Please follow https://docs.databricks.com/administration-guide/access-control/index.html to manage access and personal access tokens

The following pre-requisites are required to integrate Torch on Databricks cluster:

  1. Upload ad-analysis-app.jar to a specific location on DBFS Example: In the below picture, the ad-analysis-app.jar is uploaded to /databricks/acceldata folder on DBFS.

    And the PATH of the jar can be obtained by clicking the small down arrow icon besides ad-analysis-app.jar.

    The Spark API path format dbfs:/databricks/acceldata/ad-analysis-app.jar is required to set up the jar path later.

  2. Mount S3 bucket to a location on DBFS

    To mount S3 bucket to a Databricks cluster execute the below on a Databricks workspace notebook. Go to Workspace ⟶ Users ⟶ Click on small down arrow besides the User ⟶ Create ⟶ Notebook. Paste the below in the notebook, and replace the AccessKey, SecretKey , bucket name with the actual values, and execute the notebook.

    val AccessKey = "accesskeyforthes3bucket"
    val SecretKey = "secretkeyforthes3bucket"
    val EncodedSecretKey = SecretKey.replace("/", "%2F")
    val AwsBucketName = "bucketname"
    val MountName = "results" dbutils.fs.mount(s"s3a://$AccessKey:$EncodedSecretKey@$AwsBucketName", s"/mnt/$MountName")

    The S3 bucket will now be mounted on DBFS with the path /dbfs/mnt/results.

To facilitate the above steps, a user with permissions to Create files and folders on DBFS can be created, specifically for Torch. Or a user having these permissions need to coordinate with the Torch team.

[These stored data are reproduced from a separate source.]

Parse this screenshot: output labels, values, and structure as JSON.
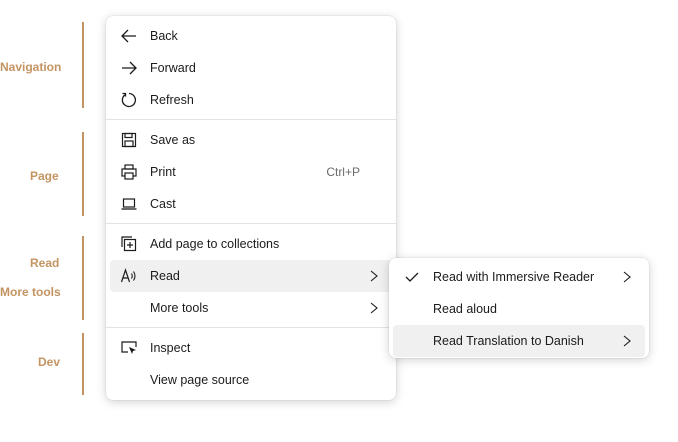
{
  "annotations": {
    "navigation": "Navigation",
    "page": "Page",
    "read": "Read",
    "more_tools": "More tools",
    "dev": "Dev"
  },
  "context_menu": {
    "back": "Back",
    "forward": "Forward",
    "refresh": "Refresh",
    "save_as": "Save as",
    "print": "Print",
    "print_shortcut": "Ctrl+P",
    "cast": "Cast",
    "add_page_to_collections": "Add page to collections",
    "read": "Read",
    "more_tools": "More tools",
    "inspect": "Inspect",
    "view_page_source": "View page source"
  },
  "read_submenu": {
    "immersive_reader": "Read with Immersive Reader",
    "read_aloud": "Read aloud",
    "translation": "Read Translation to Danish"
  },
  "colors": {
    "annotation": "#c39462",
    "highlight": "#f0f0f0"
  }
}
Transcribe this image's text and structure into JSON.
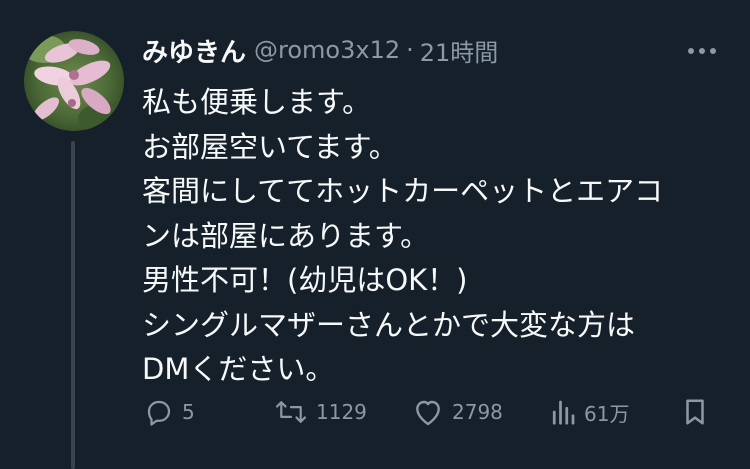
{
  "tweet": {
    "display_name": "みゆきん",
    "handle": "@romo3x12",
    "separator": "·",
    "time": "21時間",
    "text_lines": [
      "私も便乗します。",
      "お部屋空いてます。",
      "客間にしててホットカーペットとエアコ",
      "ンは部屋にあります。",
      "男性不可！(幼児はOK！)",
      "シングルマザーさんとかで大変な方は",
      "DMください。"
    ]
  },
  "actions": {
    "reply_count": "5",
    "retweet_count": "1129",
    "like_count": "2798",
    "views_count": "61万"
  },
  "icons": {
    "more": "more-icon",
    "reply": "reply-icon",
    "retweet": "retweet-icon",
    "like": "heart-icon",
    "views": "views-icon",
    "bookmark": "bookmark-icon"
  },
  "colors": {
    "background": "#15202b",
    "text": "#f7f9f9",
    "secondary": "#8b98a5",
    "thread_line": "#38444d"
  }
}
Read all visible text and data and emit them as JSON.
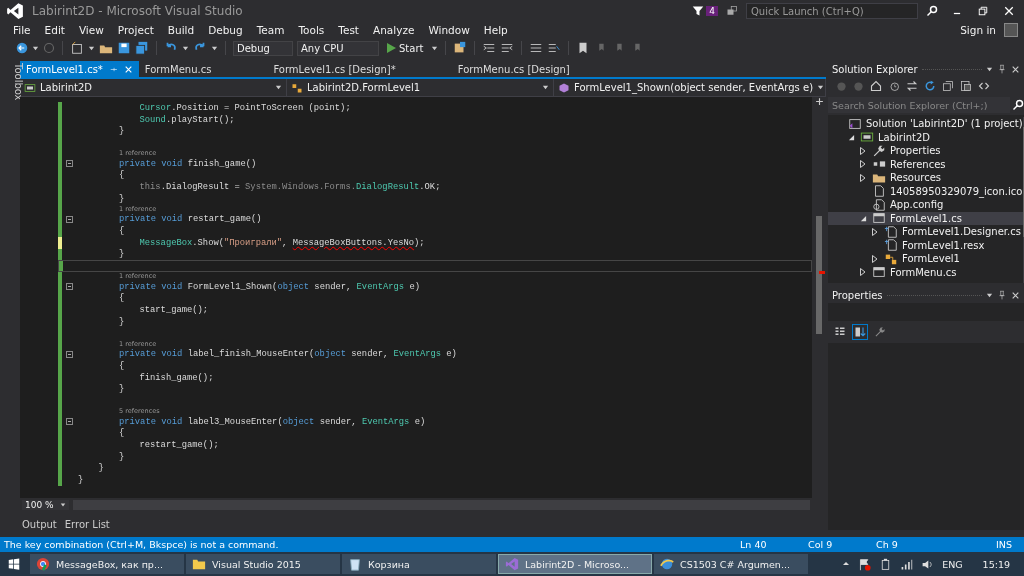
{
  "window": {
    "title": "Labirint2D - Microsoft Visual Studio",
    "notifications": "4",
    "quick_launch": {
      "placeholder": "Quick Launch (Ctrl+Q)"
    }
  },
  "menu": [
    "File",
    "Edit",
    "View",
    "Project",
    "Build",
    "Debug",
    "Team",
    "Tools",
    "Test",
    "Analyze",
    "Window",
    "Help"
  ],
  "account": {
    "label": "Sign in"
  },
  "toolbar": {
    "configuration": "Debug",
    "platform": "Any CPU",
    "start": "Start"
  },
  "toolbox": {
    "label": "Toolbox"
  },
  "editor": {
    "tabs": [
      {
        "label": "FormLevel1.cs*",
        "selected": true
      },
      {
        "label": "FormMenu.cs",
        "selected": false
      },
      {
        "label": "FormLevel1.cs [Design]*",
        "selected": false
      },
      {
        "label": "FormMenu.cs [Design]",
        "selected": false
      }
    ],
    "nav": [
      "Labirint2D",
      "Labirint2D.FormLevel1",
      "FormLevel1_Shown(object sender, EventArgs e)"
    ],
    "code": [
      {
        "kind": "block",
        "children": [
          {
            "kind": "block",
            "children": [
              {
                "kind": "block",
                "children": [
                  {
                    "kind": "code",
                    "fold": false,
                    "unsaved": false,
                    "current": false,
                    "tokens": [
                      {
                        "text": "Cursor",
                        "kind": "type"
                      },
                      {
                        "text": ".Position = PointToScreen (point);",
                        "kind": "plain"
                      }
                    ]
                  },
                  {
                    "kind": "code",
                    "fold": false,
                    "unsaved": false,
                    "current": false,
                    "tokens": [
                      {
                        "text": "Sound",
                        "kind": "type"
                      },
                      {
                        "text": ".playStart();",
                        "kind": "plain"
                      }
                    ]
                  }
                ]
              },
              {
                "kind": "code",
                "fold": false,
                "unsaved": false,
                "current": false,
                "tokens": [
                  {
                    "text": "}",
                    "kind": "plain"
                  }
                ]
              },
              {
                "kind": "blank",
                "unsaved": false,
                "current": false
              },
              {
                "kind": "lens",
                "text": "1 reference",
                "unsaved": false,
                "current": false
              },
              {
                "kind": "code",
                "fold": true,
                "unsaved": false,
                "current": false,
                "tokens": [
                  {
                    "text": "private",
                    "kind": "keyword"
                  },
                  {
                    "text": " void",
                    "kind": "keyword"
                  },
                  {
                    "text": " finish_game()",
                    "kind": "plain"
                  }
                ]
              },
              {
                "kind": "code",
                "fold": false,
                "unsaved": false,
                "current": false,
                "tokens": [
                  {
                    "text": "{",
                    "kind": "plain"
                  }
                ]
              },
              {
                "kind": "block",
                "children": [
                  {
                    "kind": "code",
                    "fold": false,
                    "unsaved": false,
                    "current": false,
                    "tokens": [
                      {
                        "text": "this",
                        "kind": "faded"
                      },
                      {
                        "text": ".DialogResult = ",
                        "kind": "plain"
                      },
                      {
                        "text": "System.Windows.Forms.",
                        "kind": "faded"
                      },
                      {
                        "text": "DialogResult",
                        "kind": "type"
                      },
                      {
                        "text": ".OK;",
                        "kind": "plain"
                      }
                    ]
                  }
                ]
              },
              {
                "kind": "code",
                "fold": false,
                "unsaved": false,
                "current": false,
                "tokens": [
                  {
                    "text": "}",
                    "kind": "plain"
                  }
                ]
              },
              {
                "kind": "lens",
                "text": "1 reference",
                "unsaved": false,
                "current": false
              },
              {
                "kind": "code",
                "fold": true,
                "unsaved": false,
                "current": false,
                "tokens": [
                  {
                    "text": "private",
                    "kind": "keyword"
                  },
                  {
                    "text": " void",
                    "kind": "keyword"
                  },
                  {
                    "text": " restart_game()",
                    "kind": "plain"
                  }
                ]
              },
              {
                "kind": "code",
                "fold": false,
                "unsaved": false,
                "current": false,
                "tokens": [
                  {
                    "text": "{",
                    "kind": "plain"
                  }
                ]
              },
              {
                "kind": "block",
                "children": [
                  {
                    "kind": "code",
                    "fold": false,
                    "unsaved": true,
                    "current": false,
                    "tokens": [
                      {
                        "text": "MessageBox",
                        "kind": "type"
                      },
                      {
                        "text": ".Show(",
                        "kind": "plain"
                      },
                      {
                        "text": "\"Проиграли\"",
                        "kind": "string"
                      },
                      {
                        "text": ", ",
                        "kind": "plain"
                      },
                      {
                        "text": "MessageBoxButtons.YesNo",
                        "kind": "error"
                      },
                      {
                        "text": ");",
                        "kind": "plain"
                      }
                    ]
                  }
                ]
              },
              {
                "kind": "code",
                "fold": false,
                "unsaved": false,
                "current": false,
                "tokens": [
                  {
                    "text": "}",
                    "kind": "plain"
                  }
                ]
              },
              {
                "kind": "blank",
                "unsaved": false,
                "current": true
              },
              {
                "kind": "lens",
                "text": "1 reference",
                "unsaved": false,
                "current": false
              },
              {
                "kind": "code",
                "fold": true,
                "unsaved": false,
                "current": false,
                "tokens": [
                  {
                    "text": "private",
                    "kind": "keyword"
                  },
                  {
                    "text": " void",
                    "kind": "keyword"
                  },
                  {
                    "text": " FormLevel1_Shown(",
                    "kind": "plain"
                  },
                  {
                    "text": "object",
                    "kind": "keyword"
                  },
                  {
                    "text": " sender, ",
                    "kind": "plain"
                  },
                  {
                    "text": "EventArgs",
                    "kind": "type"
                  },
                  {
                    "text": " e)",
                    "kind": "plain"
                  }
                ]
              },
              {
                "kind": "code",
                "fold": false,
                "unsaved": false,
                "current": false,
                "tokens": [
                  {
                    "text": "{",
                    "kind": "plain"
                  }
                ]
              },
              {
                "kind": "block",
                "children": [
                  {
                    "kind": "code",
                    "fold": false,
                    "unsaved": false,
                    "current": false,
                    "tokens": [
                      {
                        "text": "start_game();",
                        "kind": "plain"
                      }
                    ]
                  }
                ]
              },
              {
                "kind": "code",
                "fold": false,
                "unsaved": false,
                "current": false,
                "tokens": [
                  {
                    "text": "}",
                    "kind": "plain"
                  }
                ]
              },
              {
                "kind": "blank",
                "unsaved": false,
                "current": false
              },
              {
                "kind": "lens",
                "text": "1 reference",
                "unsaved": false,
                "current": false
              },
              {
                "kind": "code",
                "fold": true,
                "unsaved": false,
                "current": false,
                "tokens": [
                  {
                    "text": "private",
                    "kind": "keyword"
                  },
                  {
                    "text": " void",
                    "kind": "keyword"
                  },
                  {
                    "text": " label_finish_MouseEnter(",
                    "kind": "plain"
                  },
                  {
                    "text": "object",
                    "kind": "keyword"
                  },
                  {
                    "text": " sender, ",
                    "kind": "plain"
                  },
                  {
                    "text": "EventArgs",
                    "kind": "type"
                  },
                  {
                    "text": " e)",
                    "kind": "plain"
                  }
                ]
              },
              {
                "kind": "code",
                "fold": false,
                "unsaved": false,
                "current": false,
                "tokens": [
                  {
                    "text": "{",
                    "kind": "plain"
                  }
                ]
              },
              {
                "kind": "block",
                "children": [
                  {
                    "kind": "code",
                    "fold": false,
                    "unsaved": false,
                    "current": false,
                    "tokens": [
                      {
                        "text": "finish_game();",
                        "kind": "plain"
                      }
                    ]
                  }
                ]
              },
              {
                "kind": "code",
                "fold": false,
                "unsaved": false,
                "current": false,
                "tokens": [
                  {
                    "text": "}",
                    "kind": "plain"
                  }
                ]
              },
              {
                "kind": "blank",
                "unsaved": false,
                "current": false
              },
              {
                "kind": "lens",
                "text": "5 references",
                "unsaved": false,
                "current": false
              },
              {
                "kind": "code",
                "fold": true,
                "unsaved": false,
                "current": false,
                "tokens": [
                  {
                    "text": "private",
                    "kind": "keyword"
                  },
                  {
                    "text": " void",
                    "kind": "keyword"
                  },
                  {
                    "text": " label3_MouseEnter(",
                    "kind": "plain"
                  },
                  {
                    "text": "object",
                    "kind": "keyword"
                  },
                  {
                    "text": " sender, ",
                    "kind": "plain"
                  },
                  {
                    "text": "EventArgs",
                    "kind": "type"
                  },
                  {
                    "text": " e)",
                    "kind": "plain"
                  }
                ]
              },
              {
                "kind": "code",
                "fold": false,
                "unsaved": false,
                "current": false,
                "tokens": [
                  {
                    "text": "{",
                    "kind": "plain"
                  }
                ]
              },
              {
                "kind": "block",
                "children": [
                  {
                    "kind": "code",
                    "fold": false,
                    "unsaved": false,
                    "current": false,
                    "tokens": [
                      {
                        "text": "restart_game();",
                        "kind": "plain"
                      }
                    ]
                  }
                ]
              },
              {
                "kind": "code",
                "fold": false,
                "unsaved": false,
                "current": false,
                "tokens": [
                  {
                    "text": "}",
                    "kind": "plain"
                  }
                ]
              }
            ]
          },
          {
            "kind": "code",
            "fold": false,
            "unsaved": false,
            "current": false,
            "tokens": [
              {
                "text": "}",
                "kind": "plain"
              }
            ]
          }
        ]
      },
      {
        "kind": "code",
        "fold": false,
        "unsaved": false,
        "current": false,
        "tokens": [
          {
            "text": "}",
            "kind": "plain"
          }
        ]
      }
    ],
    "zoom": "100 %"
  },
  "output_tabs": [
    "Output",
    "Error List"
  ],
  "solution_explorer": {
    "title": "Solution Explorer",
    "search": {
      "placeholder": "Search Solution Explorer (Ctrl+;)"
    },
    "tree": [
      {
        "label": "Solution 'Labirint2D' (1 project)",
        "kind": "solution",
        "selected": false,
        "children": [
          {
            "label": "Labirint2D",
            "kind": "project",
            "expanded": true,
            "selected": false,
            "children": [
              {
                "label": "Properties",
                "kind": "wrench",
                "expanded": false,
                "selected": false
              },
              {
                "label": "References",
                "kind": "references",
                "expanded": false,
                "selected": false
              },
              {
                "label": "Resources",
                "kind": "folder",
                "expanded": false,
                "selected": false
              },
              {
                "label": "14058950329079_icon.ico",
                "kind": "file",
                "selected": false
              },
              {
                "label": "App.config",
                "kind": "config",
                "selected": false
              },
              {
                "label": "FormLevel1.cs",
                "kind": "form",
                "expanded": true,
                "selected": true,
                "children": [
                  {
                    "label": "FormLevel1.Designer.cs",
                    "kind": "code",
                    "expanded": false,
                    "selected": false
                  },
                  {
                    "label": "FormLevel1.resx",
                    "kind": "code",
                    "selected": false
                  },
                  {
                    "label": "FormLevel1",
                    "kind": "class",
                    "expanded": false,
                    "selected": false
                  }
                ]
              },
              {
                "label": "FormMenu.cs",
                "kind": "form",
                "expanded": false,
                "selected": false
              }
            ]
          }
        ]
      }
    ]
  },
  "properties": {
    "title": "Properties"
  },
  "status_bar": {
    "message": "The key combination (Ctrl+M, Bkspce) is not a command.",
    "line": "Ln 40",
    "col": "Col 9",
    "ch": "Ch 9",
    "mode": "INS"
  },
  "taskbar": {
    "items": [
      {
        "label": "MessageBox, как пр...",
        "kind": "browser",
        "selected": false
      },
      {
        "label": "Visual Studio 2015",
        "kind": "folder",
        "selected": false
      },
      {
        "label": "Корзина",
        "kind": "bin",
        "selected": false
      },
      {
        "label": "Labirint2D - Microso...",
        "kind": "studio",
        "selected": true
      },
      {
        "label": "CS1503 C# Argumen...",
        "kind": "globe",
        "selected": false
      }
    ],
    "language": "ENG",
    "time": "15:19"
  }
}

Once the above steps are completed, the following details need to be shared to configure other torch services:

  • URL of the Databricks cluster, Cluster ID, UID and Personal Access Token. Example details below,

    Databricks Cluster URL: https://dummy.cloud.databricks.com
    Cluster ID: 0811-040399-dummy267. This can be found on the Tags section of the cluster details page UID: token
    Personal Access Token: Personal Access Token generated on the User Settings Page
  • Path of the ad-analysis-app.jar on DBFS. In the above example dbfs:/databricks/acceldata/ad-analysis-app.jar is the path of the ad-analysis-app.jar.

  • Path of the S3 mount on DBFS. In the above example /dbfs/mnt/results is the path of the S3 bucket mount on DBFS.

  • URL for the S3 bucket which is mounted on DBFS (starting with "s3a://") along with AWS Access Key and Secret key to access this S3 location.